Pilotprojekt: Stadt initiiert Nistkästen

von Redaktion

An vier Plätzen in Kolbermoor sollen 19 Nistkästen für Vögel und Fledermäuse aufgehängt werden: Das ist ein Pilotprojekt der Stadt. Ziel ist es, zum Naturschutz beizutragen – nächste Woche werden die Behausungen aufgehängt.

Kolbermoor – Der große, alte Tulpenbaum am Karl-Daniels-Platz bekommt am Stamm einen blauen Punkt verpasst. Er soll nicht gefällt werden, sondern an dem Baum soll ein Nistkasten aufgehängt werden. Simon Reiter vom Bauhof, Biologin Stefanie Mühl und Jürgen Halder von der Stadt waren jetzt vor Ort, um perfekte Plätze für die Nistkästen auszuwählen.

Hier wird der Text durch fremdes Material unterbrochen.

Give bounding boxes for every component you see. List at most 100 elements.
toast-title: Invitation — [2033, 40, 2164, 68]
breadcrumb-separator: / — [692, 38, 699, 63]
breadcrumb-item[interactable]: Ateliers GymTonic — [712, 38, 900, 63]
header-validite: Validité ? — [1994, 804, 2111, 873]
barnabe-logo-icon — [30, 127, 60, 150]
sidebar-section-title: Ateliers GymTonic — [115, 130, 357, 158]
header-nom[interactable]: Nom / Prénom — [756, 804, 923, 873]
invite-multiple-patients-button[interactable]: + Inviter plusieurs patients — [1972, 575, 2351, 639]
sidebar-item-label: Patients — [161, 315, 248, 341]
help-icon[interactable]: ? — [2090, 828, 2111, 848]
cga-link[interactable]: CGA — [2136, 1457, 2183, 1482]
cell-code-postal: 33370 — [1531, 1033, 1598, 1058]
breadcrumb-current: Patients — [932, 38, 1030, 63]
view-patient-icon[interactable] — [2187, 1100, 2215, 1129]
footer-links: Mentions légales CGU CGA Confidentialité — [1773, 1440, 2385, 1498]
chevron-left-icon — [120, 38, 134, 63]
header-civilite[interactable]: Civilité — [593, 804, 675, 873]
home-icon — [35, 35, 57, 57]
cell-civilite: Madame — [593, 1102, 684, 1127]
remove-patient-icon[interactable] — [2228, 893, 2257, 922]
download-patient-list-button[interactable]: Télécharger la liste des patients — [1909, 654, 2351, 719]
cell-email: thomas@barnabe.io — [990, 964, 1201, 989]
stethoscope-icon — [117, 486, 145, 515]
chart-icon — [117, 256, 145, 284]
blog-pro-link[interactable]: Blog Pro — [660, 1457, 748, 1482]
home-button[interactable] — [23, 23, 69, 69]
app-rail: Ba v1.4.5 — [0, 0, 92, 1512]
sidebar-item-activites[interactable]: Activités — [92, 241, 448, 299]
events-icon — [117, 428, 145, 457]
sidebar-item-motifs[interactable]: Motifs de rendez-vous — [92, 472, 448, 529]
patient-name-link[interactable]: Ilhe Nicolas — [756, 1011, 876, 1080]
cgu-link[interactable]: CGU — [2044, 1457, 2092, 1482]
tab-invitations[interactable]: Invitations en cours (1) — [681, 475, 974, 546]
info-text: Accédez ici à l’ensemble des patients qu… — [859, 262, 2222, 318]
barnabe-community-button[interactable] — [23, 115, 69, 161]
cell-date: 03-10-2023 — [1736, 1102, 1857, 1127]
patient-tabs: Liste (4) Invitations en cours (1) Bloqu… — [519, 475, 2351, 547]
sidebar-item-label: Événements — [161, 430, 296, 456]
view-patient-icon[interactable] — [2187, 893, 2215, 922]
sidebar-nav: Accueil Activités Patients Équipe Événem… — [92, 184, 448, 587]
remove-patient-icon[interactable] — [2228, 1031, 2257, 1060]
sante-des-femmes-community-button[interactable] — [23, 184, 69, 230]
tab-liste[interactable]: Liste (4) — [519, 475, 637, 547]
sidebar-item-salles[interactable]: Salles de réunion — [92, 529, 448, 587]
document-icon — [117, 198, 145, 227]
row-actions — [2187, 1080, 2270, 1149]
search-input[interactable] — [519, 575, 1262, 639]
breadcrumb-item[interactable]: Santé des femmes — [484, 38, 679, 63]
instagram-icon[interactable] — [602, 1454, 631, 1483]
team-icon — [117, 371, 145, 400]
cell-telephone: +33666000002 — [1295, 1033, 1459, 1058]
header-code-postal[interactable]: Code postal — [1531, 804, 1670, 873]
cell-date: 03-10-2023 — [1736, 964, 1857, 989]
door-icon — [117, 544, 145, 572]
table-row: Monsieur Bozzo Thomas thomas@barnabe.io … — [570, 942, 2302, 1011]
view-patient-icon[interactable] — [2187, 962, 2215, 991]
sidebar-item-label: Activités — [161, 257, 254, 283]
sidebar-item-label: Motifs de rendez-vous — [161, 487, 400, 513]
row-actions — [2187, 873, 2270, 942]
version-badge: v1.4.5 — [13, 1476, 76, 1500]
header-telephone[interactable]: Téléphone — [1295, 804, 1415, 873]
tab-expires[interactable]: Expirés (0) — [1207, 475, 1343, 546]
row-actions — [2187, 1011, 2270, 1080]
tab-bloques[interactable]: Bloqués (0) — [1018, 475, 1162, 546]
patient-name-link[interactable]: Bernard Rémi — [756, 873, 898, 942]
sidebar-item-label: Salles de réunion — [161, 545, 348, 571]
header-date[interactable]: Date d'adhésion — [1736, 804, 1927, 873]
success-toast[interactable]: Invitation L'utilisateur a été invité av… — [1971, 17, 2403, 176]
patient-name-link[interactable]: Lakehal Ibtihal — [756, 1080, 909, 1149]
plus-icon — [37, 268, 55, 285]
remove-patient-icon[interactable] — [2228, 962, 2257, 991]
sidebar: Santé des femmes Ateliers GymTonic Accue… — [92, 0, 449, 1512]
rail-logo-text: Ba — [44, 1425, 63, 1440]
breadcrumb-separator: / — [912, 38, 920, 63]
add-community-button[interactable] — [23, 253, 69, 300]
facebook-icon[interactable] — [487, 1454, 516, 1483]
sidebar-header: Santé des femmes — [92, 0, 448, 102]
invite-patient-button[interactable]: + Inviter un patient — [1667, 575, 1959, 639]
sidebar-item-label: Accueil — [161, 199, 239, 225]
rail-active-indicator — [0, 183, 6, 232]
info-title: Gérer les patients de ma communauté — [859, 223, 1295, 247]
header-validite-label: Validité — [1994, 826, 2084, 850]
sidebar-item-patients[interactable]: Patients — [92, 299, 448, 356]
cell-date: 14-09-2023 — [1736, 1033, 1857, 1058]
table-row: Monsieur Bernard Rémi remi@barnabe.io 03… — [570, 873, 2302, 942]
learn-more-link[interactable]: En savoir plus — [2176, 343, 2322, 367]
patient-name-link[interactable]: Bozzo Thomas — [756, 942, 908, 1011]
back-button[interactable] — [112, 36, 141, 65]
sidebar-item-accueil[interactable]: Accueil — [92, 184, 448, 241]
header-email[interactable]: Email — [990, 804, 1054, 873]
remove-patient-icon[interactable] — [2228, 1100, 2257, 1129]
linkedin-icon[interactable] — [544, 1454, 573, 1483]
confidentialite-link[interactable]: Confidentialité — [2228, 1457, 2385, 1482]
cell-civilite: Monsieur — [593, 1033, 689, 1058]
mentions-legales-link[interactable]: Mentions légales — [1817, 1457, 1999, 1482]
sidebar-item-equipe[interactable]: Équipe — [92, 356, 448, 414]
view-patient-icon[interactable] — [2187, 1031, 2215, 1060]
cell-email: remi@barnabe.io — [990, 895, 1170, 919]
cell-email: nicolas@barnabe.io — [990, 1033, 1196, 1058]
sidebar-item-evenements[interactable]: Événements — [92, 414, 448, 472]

Insgesamt sollen zehn für Fledermäuse und neun für Vögel an die Bäume genagelt werden. Der Karl-Daniels-Platz ist einer der vier Orte, des Weiteren sollen Behausungen in der Grünanlage an der Spinnerei, auf der Spinnereiinsel und im Spinnereipark realisiert werden. Dort gibt es bereits gut 30 der „Wohnungen für Vögel“.

Nun sollen die Piepmätze allerdings weitere Wohnungen in den Gipfeln vorfinden. Grund für das Pilotprojekt ist es, „einen Beitrag zum Naturschutz zu leisten“, sagt Halder. Die Artenvielfalt der Singvögel und der Fledermäuse soll einfach unterstützt werden. Kurz: Vögel und Fledermäuse sollen sich einfach wohlfühlen in der Stadt. Denn um einige Arten steht es schlecht, wie um Star und Haussperling zum Beispiel.

Rabenkrähe setzt

Singvögeln zu

Gründe für den Rückgang der Vögel gibt es viele, ein Problem für Singvogel stellt beispielsweise der Anstieg der Rabenkrähen dar: „Früher gab es nicht viele“, sagt Halder. Das habe sich mittlerweile geändert: Sie räubern die Nester aus und so sinke die Population der Singvögel. Haben die Singvögel allerdings einen Nistkasten sei der Nachwuchs geschützt.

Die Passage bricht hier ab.